Le Mangetout laisse la place au Bistrot Buci Mazarine. Alain Dutournier, chef doublement étoilé par le Michelin au Carré des feuillants et également propriétaire du Trou gascon (une étoile Michelin), avait créé le Mangetout il y a quatre ans, rue Mazarine, dans un quartier qu’il affectionne. 
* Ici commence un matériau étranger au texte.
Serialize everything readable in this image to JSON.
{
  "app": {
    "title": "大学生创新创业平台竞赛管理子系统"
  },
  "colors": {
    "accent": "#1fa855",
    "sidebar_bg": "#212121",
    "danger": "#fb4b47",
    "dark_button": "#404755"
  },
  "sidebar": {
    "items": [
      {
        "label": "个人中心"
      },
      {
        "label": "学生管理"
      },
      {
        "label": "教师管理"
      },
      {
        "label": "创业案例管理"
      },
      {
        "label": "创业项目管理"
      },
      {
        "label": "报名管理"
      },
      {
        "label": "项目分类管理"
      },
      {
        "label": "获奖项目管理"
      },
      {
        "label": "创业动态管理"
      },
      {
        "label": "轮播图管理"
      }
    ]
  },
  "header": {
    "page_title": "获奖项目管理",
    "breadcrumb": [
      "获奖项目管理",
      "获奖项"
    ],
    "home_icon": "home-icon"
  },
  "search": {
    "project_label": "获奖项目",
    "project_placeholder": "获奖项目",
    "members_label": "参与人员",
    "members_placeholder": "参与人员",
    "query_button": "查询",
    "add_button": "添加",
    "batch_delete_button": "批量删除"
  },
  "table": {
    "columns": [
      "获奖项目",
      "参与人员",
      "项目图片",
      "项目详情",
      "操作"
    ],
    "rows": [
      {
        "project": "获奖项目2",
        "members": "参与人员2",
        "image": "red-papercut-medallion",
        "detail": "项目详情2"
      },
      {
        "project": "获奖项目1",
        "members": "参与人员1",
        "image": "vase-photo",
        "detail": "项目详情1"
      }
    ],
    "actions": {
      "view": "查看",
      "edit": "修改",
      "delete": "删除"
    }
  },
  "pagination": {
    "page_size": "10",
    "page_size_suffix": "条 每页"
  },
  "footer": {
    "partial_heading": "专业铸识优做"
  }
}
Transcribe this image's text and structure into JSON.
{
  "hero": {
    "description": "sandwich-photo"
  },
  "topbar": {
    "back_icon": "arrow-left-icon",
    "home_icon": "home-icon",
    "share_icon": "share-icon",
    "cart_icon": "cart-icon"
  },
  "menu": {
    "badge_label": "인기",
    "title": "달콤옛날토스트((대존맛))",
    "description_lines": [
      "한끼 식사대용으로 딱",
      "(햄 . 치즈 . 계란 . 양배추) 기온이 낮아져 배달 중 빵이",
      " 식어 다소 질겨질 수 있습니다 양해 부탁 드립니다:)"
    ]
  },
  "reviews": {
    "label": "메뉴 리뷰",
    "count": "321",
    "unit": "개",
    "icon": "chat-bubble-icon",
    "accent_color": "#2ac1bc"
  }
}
Il avait alors ouvert cette adresse qui dispose de 55 places assises réparties sur deux étages, avec la complicité de son lieutenant, Fabrice Dubos, qui vole désormais de ses propres ailes du côté des Pyrénées-Atlantiques, à La Llagonne, à la Table du capil. Toujours à l’affût des tendances, Alain Dutournier a décidé de tourner la page du Mangetout, malgré une bonne fréquentation. « Le mot restaurant fait un peu peur aux touristes et même aux habitants du quartier. J’ai préféré mettre en avant le mot bistrot. Quant au terme Mangetout, s’il est synonyme de raffinement pour les gens du Sud-Ouest, il était mal perçu par la clientèle parisienne. » Le nouveau nom Bistrot Buci Mazarine présente on ne peut plus clairement la situation géographique de cette adresse toute proche du célèbre carrefour germanopratin. Mais le changement ne concerne pas uniquement l’enseigne. Le décor a été légèrement transformé. Les nappes ont disparu, en cohérence avec l’esprit bistrot. La carte a également évolué. Elle a conservé une tonalité Sud-Ouest, mais plus nuancée. On retrouve la poêlée de chipirons, et le fameux cassoulet signature, la tomme de brebis de Gabas, ou le bœuf de Chalosse, mais le chef s’efforce d’ouvrir davantage sa cuisine sur d’autres horizons avec, par exemple, les ris de veau aux noisettes et chutney praliné épicé ou la raie persillée. Les prix sont demeurés au niveau du Mangetout. On retrouve au déjeuner une formule entrée-plat ou plat-dessert à 25 euros. Le soir, deux menus à 35 et 45 euros sont proposés. Les prix des vins restent également très modérés (4 euros le verre de merlot ou de chardonnay). Pour le reste, le chef landais, membre du Collège culinaire, ne fait aucune concession sur la qualité des produits. « Cette évolution représente d’abord une manière d’attirer une clientèle plus large en gommant tout ce qui pouvait être segmentant dans l’offre précédente », assure Alain Dutournier.